Auf den ersten Blick nicht erkennbar, kommen auf Sylt zwei Heidetypen vor, die völlig unterschiedlichen Ursprungs sind:

  • Das Zentrum der Insel ist aus Moränen der vorletzten Eiszeit aufgebaut. Ohne den Einfluss des Menschen wäre der Sylter Geestkern fast vollständig von Wald bedeckt. Waldrodung und nachfolgende Übernutzung der Böden im Mittelalter haben, wie auch auf der Geest im übrigen Schleswig-Holstein, zur Entwicklung einer Heidelandschaft geführt. Vor ca. 160 Jahren bedeckte diese etwa 17 % der Landesfläche. Zu ihrem Erhalt bedürfen solche „Geestheiden“ einer dauernden Pflege.
  • Die ausgedehnten Dünen der Insel Sylt sind erst wenige Jahrtausende alt. Die enormen Kräfte des Meeres und des Windes haben sie geschaffen und geformt. Sie bestehen aus Material, das vom zentralen Geestkern abgetragen, kilometerweit nach Norden und Süden verfrachtet und hier vom Wind zu hoch aufragenden Dünen aufgetürmt wurde. In Dünenbereichen, die nicht mehr regelmäßig von Sand überdeckt werden, können im Laufe der Zeit Krähenbeere und Besenheide einwandern und hier natürliche „Dünenheiden“ aufbauen, die ohne Einfluss des Menschen überdauern können.
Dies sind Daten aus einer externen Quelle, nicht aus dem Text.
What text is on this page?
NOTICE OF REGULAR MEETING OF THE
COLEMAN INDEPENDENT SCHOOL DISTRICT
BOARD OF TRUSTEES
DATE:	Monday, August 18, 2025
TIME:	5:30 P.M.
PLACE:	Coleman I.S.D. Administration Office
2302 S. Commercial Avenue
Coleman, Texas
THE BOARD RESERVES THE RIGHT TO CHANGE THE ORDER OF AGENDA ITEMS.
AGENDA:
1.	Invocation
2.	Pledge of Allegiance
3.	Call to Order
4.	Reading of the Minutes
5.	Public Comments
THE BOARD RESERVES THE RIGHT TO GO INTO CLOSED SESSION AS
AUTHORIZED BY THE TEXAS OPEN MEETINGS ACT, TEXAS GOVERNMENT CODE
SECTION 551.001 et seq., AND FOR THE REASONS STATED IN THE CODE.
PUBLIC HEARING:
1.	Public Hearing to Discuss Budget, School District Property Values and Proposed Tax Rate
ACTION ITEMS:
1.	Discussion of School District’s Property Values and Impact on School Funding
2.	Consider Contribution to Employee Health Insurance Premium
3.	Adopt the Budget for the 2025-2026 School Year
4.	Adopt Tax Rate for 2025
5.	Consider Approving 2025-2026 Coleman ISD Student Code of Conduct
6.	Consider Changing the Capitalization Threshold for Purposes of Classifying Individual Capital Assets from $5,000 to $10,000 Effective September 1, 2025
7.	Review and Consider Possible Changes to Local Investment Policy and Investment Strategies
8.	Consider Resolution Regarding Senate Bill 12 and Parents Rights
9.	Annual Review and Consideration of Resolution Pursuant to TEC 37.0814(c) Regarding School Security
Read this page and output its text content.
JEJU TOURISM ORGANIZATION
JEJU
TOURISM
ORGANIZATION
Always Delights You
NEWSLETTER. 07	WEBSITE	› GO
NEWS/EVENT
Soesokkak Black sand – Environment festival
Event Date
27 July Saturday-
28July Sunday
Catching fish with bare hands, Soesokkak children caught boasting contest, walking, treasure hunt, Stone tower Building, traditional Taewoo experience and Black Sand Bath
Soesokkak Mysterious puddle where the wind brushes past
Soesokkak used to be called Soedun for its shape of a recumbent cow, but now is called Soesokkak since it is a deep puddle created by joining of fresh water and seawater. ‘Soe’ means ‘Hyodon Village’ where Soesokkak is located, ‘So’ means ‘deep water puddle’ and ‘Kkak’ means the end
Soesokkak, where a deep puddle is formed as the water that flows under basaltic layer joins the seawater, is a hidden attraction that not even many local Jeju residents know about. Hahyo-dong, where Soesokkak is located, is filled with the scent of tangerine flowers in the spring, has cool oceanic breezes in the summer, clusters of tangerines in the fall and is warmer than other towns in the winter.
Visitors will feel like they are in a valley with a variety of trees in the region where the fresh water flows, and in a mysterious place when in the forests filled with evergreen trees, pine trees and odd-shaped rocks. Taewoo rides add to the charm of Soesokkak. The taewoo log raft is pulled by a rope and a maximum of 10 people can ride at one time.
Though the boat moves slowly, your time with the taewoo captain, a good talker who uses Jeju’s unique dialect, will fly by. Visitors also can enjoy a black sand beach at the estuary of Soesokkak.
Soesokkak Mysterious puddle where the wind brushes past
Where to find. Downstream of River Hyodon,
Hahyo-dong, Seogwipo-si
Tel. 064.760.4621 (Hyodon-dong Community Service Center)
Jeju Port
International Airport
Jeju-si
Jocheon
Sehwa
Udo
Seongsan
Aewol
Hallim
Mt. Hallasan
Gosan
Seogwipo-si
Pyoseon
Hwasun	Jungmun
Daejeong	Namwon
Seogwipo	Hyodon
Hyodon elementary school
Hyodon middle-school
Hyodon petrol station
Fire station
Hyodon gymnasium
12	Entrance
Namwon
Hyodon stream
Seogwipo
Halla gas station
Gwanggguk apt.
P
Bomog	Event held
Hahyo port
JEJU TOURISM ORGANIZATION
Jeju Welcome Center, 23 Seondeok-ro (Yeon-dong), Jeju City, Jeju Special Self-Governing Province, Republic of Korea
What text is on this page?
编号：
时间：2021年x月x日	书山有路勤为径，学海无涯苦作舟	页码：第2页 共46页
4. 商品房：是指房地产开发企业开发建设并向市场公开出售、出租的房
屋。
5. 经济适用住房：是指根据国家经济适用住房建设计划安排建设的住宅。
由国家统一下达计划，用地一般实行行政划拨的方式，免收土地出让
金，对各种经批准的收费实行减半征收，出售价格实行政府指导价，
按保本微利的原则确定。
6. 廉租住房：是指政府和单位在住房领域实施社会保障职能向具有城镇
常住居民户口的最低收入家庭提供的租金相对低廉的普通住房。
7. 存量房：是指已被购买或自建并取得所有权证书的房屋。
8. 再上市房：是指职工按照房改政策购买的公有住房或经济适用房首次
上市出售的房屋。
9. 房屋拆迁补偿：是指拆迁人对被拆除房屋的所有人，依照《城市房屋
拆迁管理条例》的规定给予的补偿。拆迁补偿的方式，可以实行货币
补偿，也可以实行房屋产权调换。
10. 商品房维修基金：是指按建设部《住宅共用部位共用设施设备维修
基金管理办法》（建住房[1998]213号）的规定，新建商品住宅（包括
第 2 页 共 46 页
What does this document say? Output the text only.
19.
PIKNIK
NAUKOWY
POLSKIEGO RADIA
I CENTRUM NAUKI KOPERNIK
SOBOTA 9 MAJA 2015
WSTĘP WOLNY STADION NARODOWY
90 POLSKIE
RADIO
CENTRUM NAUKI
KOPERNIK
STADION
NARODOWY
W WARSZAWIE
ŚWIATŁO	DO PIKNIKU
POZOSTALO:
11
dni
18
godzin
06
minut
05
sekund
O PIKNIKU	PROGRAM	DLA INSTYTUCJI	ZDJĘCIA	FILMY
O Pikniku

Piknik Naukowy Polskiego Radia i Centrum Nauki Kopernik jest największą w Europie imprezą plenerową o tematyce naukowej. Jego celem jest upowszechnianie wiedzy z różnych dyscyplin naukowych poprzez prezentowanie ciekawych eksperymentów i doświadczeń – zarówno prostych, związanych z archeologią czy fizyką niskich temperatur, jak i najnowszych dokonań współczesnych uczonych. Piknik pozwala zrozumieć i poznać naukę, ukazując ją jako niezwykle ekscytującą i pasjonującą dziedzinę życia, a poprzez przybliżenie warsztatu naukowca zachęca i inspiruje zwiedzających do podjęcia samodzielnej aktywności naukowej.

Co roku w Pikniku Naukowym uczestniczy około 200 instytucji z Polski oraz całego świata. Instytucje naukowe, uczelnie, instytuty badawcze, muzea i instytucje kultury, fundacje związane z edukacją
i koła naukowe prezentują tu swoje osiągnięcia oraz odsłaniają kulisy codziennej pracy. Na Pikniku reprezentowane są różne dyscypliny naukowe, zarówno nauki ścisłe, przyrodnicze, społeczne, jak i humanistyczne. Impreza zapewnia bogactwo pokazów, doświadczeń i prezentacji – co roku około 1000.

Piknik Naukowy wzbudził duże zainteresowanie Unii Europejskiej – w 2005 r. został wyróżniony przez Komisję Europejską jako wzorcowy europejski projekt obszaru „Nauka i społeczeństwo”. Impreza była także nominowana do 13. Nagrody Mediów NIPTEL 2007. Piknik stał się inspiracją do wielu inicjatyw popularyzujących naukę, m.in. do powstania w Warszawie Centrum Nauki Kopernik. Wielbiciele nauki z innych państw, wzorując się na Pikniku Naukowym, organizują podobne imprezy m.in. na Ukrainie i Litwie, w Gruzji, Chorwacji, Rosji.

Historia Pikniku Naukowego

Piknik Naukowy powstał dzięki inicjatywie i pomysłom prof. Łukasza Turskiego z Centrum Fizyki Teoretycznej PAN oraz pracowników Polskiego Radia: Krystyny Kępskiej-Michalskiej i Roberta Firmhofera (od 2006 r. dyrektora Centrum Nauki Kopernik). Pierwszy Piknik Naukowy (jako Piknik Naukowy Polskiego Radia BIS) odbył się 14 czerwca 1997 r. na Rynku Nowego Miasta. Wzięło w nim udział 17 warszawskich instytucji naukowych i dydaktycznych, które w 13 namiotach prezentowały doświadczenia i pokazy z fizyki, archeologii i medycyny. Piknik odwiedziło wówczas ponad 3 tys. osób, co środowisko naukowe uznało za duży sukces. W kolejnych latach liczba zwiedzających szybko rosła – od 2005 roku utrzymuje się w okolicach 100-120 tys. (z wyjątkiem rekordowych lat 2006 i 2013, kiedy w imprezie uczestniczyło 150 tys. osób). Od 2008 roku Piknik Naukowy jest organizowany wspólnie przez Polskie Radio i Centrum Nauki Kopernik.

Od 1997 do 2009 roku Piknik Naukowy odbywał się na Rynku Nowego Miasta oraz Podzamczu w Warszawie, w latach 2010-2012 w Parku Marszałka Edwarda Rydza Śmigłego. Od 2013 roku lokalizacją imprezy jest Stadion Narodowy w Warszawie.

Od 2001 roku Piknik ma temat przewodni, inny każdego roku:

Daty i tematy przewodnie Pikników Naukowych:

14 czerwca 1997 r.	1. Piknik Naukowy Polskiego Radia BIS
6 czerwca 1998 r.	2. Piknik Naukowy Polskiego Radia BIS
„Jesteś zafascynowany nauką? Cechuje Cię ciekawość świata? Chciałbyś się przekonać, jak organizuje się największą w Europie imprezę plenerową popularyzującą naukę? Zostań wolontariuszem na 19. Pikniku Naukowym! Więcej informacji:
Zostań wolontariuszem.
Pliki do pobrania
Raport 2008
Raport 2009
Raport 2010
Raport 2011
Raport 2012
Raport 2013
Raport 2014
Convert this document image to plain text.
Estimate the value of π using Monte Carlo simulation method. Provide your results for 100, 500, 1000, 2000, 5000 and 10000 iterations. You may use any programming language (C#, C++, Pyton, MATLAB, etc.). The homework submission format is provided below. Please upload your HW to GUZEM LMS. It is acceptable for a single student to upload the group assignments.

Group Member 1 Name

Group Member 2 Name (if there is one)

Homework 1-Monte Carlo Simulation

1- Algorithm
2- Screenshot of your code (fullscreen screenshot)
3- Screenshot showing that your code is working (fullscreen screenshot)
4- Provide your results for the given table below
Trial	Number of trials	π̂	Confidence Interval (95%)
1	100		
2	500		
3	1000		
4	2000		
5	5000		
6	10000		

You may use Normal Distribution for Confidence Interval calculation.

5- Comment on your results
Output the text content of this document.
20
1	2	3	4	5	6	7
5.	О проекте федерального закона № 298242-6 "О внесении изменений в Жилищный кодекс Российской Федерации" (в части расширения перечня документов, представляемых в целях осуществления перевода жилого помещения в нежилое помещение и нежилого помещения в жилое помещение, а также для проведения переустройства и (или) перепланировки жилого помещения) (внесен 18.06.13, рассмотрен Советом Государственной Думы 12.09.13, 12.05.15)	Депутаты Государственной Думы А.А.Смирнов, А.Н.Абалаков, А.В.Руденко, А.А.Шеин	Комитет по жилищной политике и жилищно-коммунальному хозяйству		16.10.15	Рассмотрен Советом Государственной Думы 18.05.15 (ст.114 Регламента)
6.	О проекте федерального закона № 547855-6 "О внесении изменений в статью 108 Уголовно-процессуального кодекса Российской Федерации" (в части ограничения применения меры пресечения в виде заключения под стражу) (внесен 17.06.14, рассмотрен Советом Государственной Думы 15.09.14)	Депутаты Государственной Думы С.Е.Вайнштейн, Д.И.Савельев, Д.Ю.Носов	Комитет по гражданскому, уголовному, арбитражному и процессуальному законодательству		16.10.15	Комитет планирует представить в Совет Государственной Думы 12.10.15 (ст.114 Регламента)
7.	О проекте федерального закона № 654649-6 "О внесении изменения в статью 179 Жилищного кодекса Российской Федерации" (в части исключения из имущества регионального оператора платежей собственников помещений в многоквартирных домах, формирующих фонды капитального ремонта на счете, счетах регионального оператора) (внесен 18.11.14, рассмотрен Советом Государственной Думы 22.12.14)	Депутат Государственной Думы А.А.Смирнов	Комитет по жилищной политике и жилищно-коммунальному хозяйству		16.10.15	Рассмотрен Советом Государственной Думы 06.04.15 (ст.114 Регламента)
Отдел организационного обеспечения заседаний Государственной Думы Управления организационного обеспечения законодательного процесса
Vielfalt der Arten und Lebensräume

Niedrige Schwarzwurzel

Das Naturschutzgebiet Braderuper Heide umfasst sehr unterschiedliche Naturräume: den saaleeiszeitlichen Geestkern mit aufgelagerten Dünen, das geologisch schutzwürdige Weiße Kliff sowie die Vorland- und Marschflächen. Aufgrund seiner hohen landschaftlichen Vielfalt und Naturnähe ist das Gebiet Lebensgrundlage einer charakteristischen Tier- und Pflanzenwelt von landesweit herausragender Bedeutung. Fast die Hälfte der 95 im Gebiet nachgewiesenen höheren Pflanzenarten wird auf der Roten Liste geführt. Besonders hervorzuheben sind dabei die Vorkommen von Arnika, Geflecktem Knabenkraut und der Niedrigen Schwarzwurzel. Zu den charakteristischen Tierarten der Heideflächen gehören neben Zwerg-, Erd- und Feldmaus auch Waldeidechse und Kreuzkröte. Darüber hinaus haben Zoologen auch 219 Käfer-, 84 Spinnen- sowie 5 Heuschreckenarten gezählt. Zu den 40 nachgewiesenen Brutvogelarten zählen viele typische Küsten- und Wiesenvögel wie Austernfischer, Brandgans, Kiebitz, Säbelschnäbler, Sandregenpfeifer und Rotschenkel. Daneben nutzen viele gefiederte Gäste und Durchzügler das Schutzgebiet zur Rast und Nahrungssuche.

NATURA 2000 - Schutzgebiet

Waldeidechse

Die von der Europäischen Union verabschiedeten Richtlinien zu Fauna-Flora-Habitat (FFH)- und dem Vogelschutz streben den Aufbau eines Netzes besonderer europäischer Schutzgebiete mit der Bezeichnung „NATURA 2000“ an. Ziel ist die Erhaltung der biologischen Vielfalt, der natürlichen Lebensräume sowie der wildlebenden Tier- und Pflanzenarten. Auch das Naturschutzgebiet Braderuper Heide mit seinen vielfältigen Lebensräumen ist Teil dieses europäischen Netzwerkes. Um die Arten und Lebensräume zu schützen und zu entwickeln, zugleich aber auch Sicherheit über Möglichkeiten der Nutzung zu geben, ist gemeinsam mit allen Betroffenen wie Nutzern, Eigentümern, Verbänden, Kommunen und interessierten Bürgern ein Managementplan erarbeitet worden. Dieser trifft Aussagen sowohl zum Naturschutzgebiet als auch zu den Heideflächen im Bereich Kupferkanne.